Anzi no, perché adesso arriva lei, la mia passione. Ho avuto la fortuna di apprezzarne le maniere ai tempi dei dialoghi di strada sulla ‘tessera verde’. Quanto tempo ci fece graziosamente passare bloccati in via Tornabuoni, in quella fredda serata di gennaio dell’anno scorso, arrivando a scomodare i ragazzi della Digos: dovettero venire apposta lì a confermarle che sì, era proprio vero, noi eravamo autorizzati a quella tranquilla civilissima manifestazione. E non costituiva reato proporre ai passanti la metafora di Einstein e la bomba atomica, e alcuni estratti della Carta costituzionale del 1948. Ecco: mi vede e…
‘Lui? Fòri, fòri! No!’
‘Piove!’, imploro.
‘Eh! Vada a casa! Qui dentro no davvero!’
‘Lei come al solito è sempre molto molto gentile!’
‘Io son sempre gentile… son proprio…’
‘Me la ricordo bene...’
‘Ma lei fa bene a ricordarsene. Però, qui dentro Palazzo Vecchio, no! Lei ci ha Via dei Gondi… si mette sotto quell’altra tettoia là di fronte, dove non viene l’acqua…’
È vero, c’è un angolo protetto. Fuori mano, fuori visibilità, ma che importa? Per la Patria, questo e altro!
‘Ha ragione, ha ragione…’, la conforto.
‘Certo ci ho ragione!’, chiude.
 
Però, dai, non prendertela. Sta per arrivare il meglio.
‘Assessore Funaro, lei conosce questo documento?’, e le porgo la nota firmata Marisa Cesario. Questa volta il passo non è abbastanza frettoloso. Sarebbe una grave scortesia rifiutarlo. E infatti, sì, lo accetta, e senza fermarsi replica:
‘Conosco!’, e fila via.
‘Bene!’
Dunque, nel Palazzo, ai piani alti, si sa! Adesso ci sono persino le prove!
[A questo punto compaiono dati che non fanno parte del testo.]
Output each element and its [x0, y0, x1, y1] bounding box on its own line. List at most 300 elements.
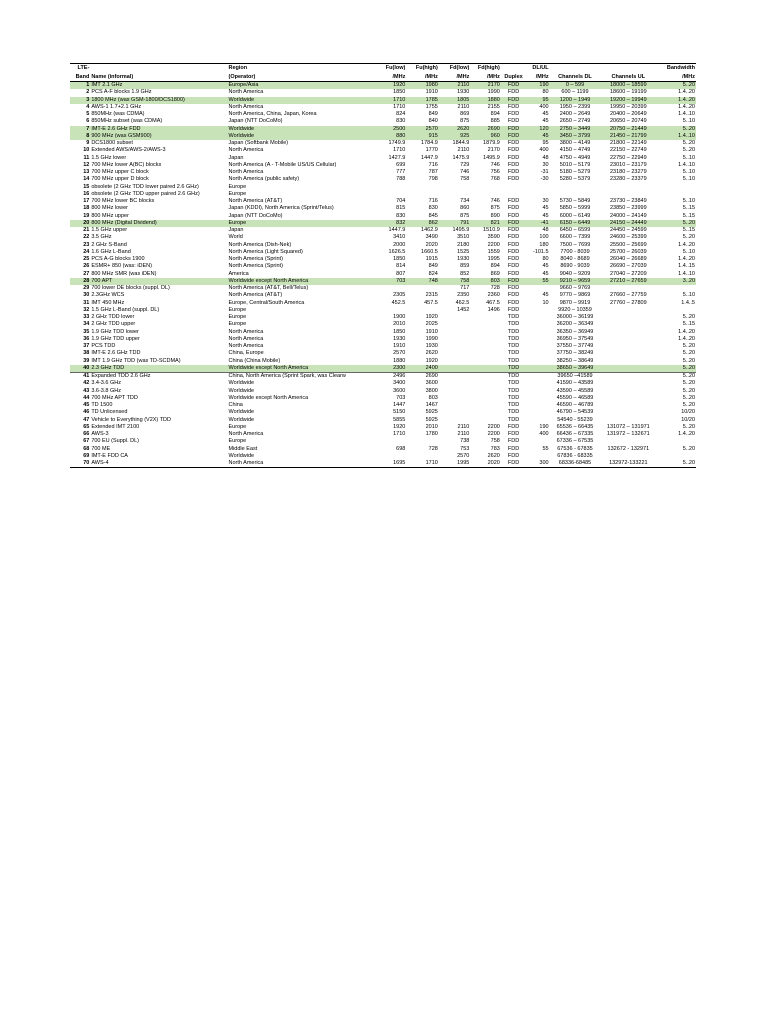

Chissà se se ne è parlato, in queste ore, all’assemblea di partito che stasera aveva da decidere la prossima candidatura a sindaco di Firenze, dove lei, l’assessore Sara Funaro, veniva data favorita. O l’avrà spuntata la concorrente Cecilia Del Re, che invoca le primarie in ossequio a quel metodo partecipativo a cui - con tutta la giunta Nardella - tanto affezionata si è mostrata al tempo della vexata quaestio della ghiotta trasformazione urbanistica accordata a ridosso del giardino di Boboli? La Del Re era assessore a praticamente tutto (urbanistica, ambiente, agricoltura urbana, turismo, fiere e congressi, innovazione tecnologica, sistemi informativi, coordinamento progetti Recovery Plan, smart city, piano gestione Unesco).


 
Il finale è comico.
Mi è venuto diretto davanti.
‘Buongiorno. Vuol soldi?’
‘No. Offro informazione e basta. Fra l’altro, un bel documento, se lei è di Firenze’ e gli porgo la lettera del Comando dei Vigili del Fuoco. Lo squadra ben bene, lo volta e legge anche tutta la tiritera scritta dietro, mentre io cerco di dare qualche notizia in più di contorno. Se lo gira e se lo rigira più volte fra le mani, fa domande anche pertinenti.
‘E Nardella lo sa?’
‘Sì, lo sanno tutti. Anche il prefetto, e fanno finta di niente… Il prefetto non  ci riceve. Abbiamo chiesto un colloquio da mesi: niente. Domani mi metto sotto la prefettura. Reciterò…
‘Col megafono?’
‘No, a voce. Reciterò quel pezzo di Kafka, ‘Davanti alla legge’, che inquadra un certo tipo di rapporto fra potere e cittadini’.
Ecco. A questo punto uno tutto si poteva aspettare meno che… vederlo fare tranquillamente una bella pallina del volantino e scaricarla nel bidone della nettezza qua accanto.
Ma è educato: ‘Lo saluto e arrivederci!’
Il mondo è bello perché è davvero molto vario!